Once upon a pre-Quebecor time, the annual awards night was a black tie affair held at the posh Sutton Place Hotel in Toronto and considered by winners as the Sun party of the year.

Winners from sister newspapers were flown to Toronto for the awards night and winners who did not have a tux or evening gown for the awards, were reimbursed for the cost of a rental.

Winners received a $2,500 travel voucher, $1,000 in cash, two weeks paid vacations, framed certificates, videos and souvenir awards programs.

Winners of the first awards for 1984 were: Jeanie MacFarlane - Feature Writing; John Robertson - Columns; John Geiger - Spot News; Gorm Larson - Spot News, Photo; Fred Thornhill - Feature Photo.

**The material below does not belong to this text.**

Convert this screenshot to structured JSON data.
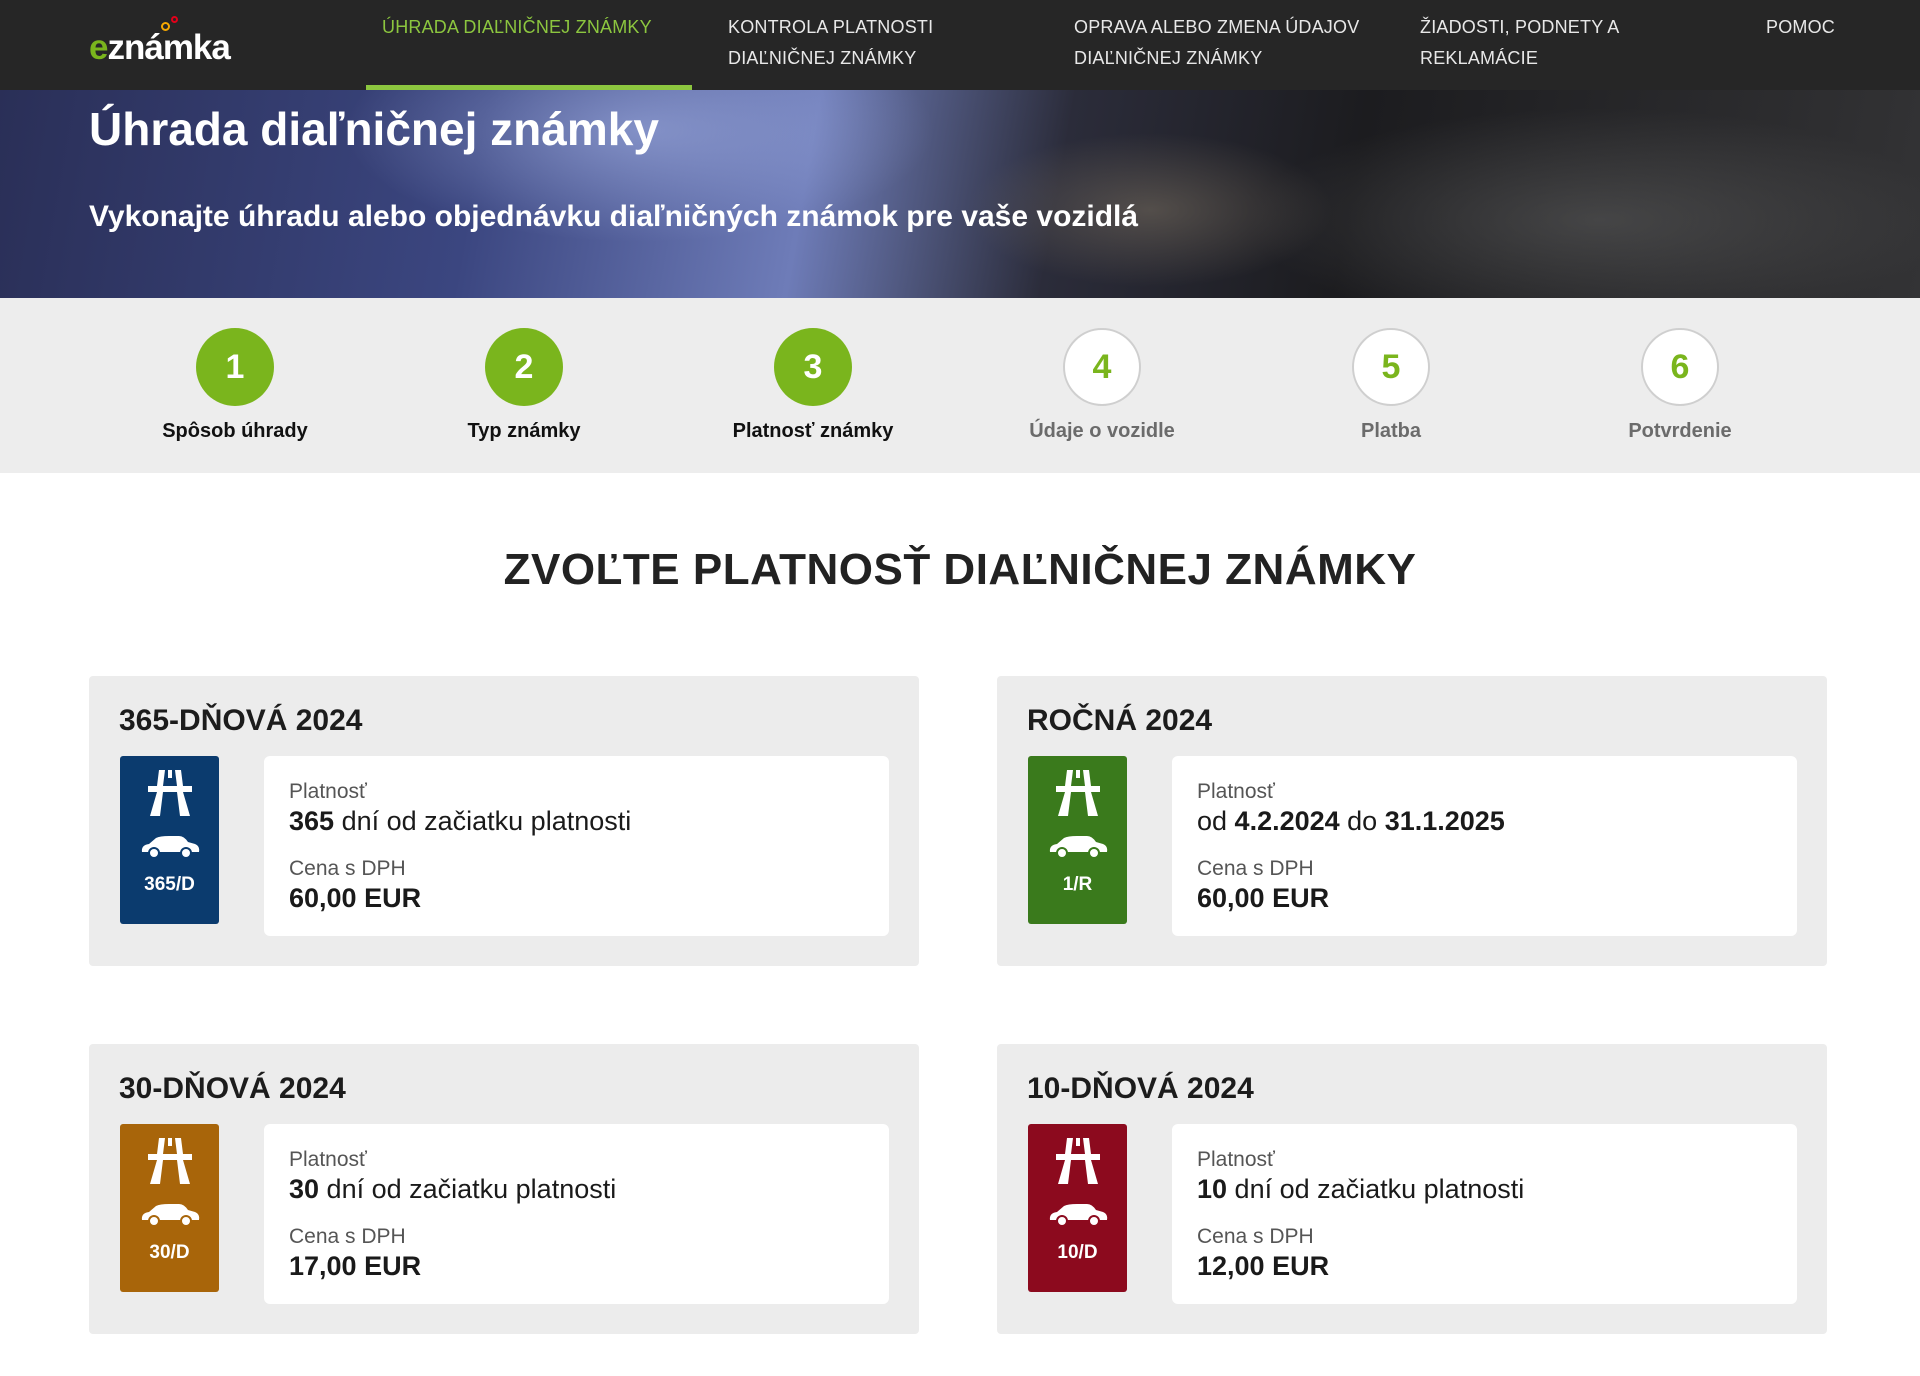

The list of winners and recipients of honorable mentions grew over the years, with new categories being added and more entries arriving from sister papers.

The biggest winner in our books was Doug Creighton, who launched the Dunlops to upstage the National Newspaper Awards. He knew how to say thanks to the writers, photographers and editors who excelled in all Sun departments year after year.

The Dunlops are one of the few remaining links to the Sun of old. The Sutton Hotel awards nights are long gone, as are most of the other frills.

It would be a shame to see the Dunlops deep-sixed after 23 years, but you need ample staff to legitimize the competition.

If the days of the Dunlops are numbered, just add them to the list of casualties of Quebecor's centralization plan.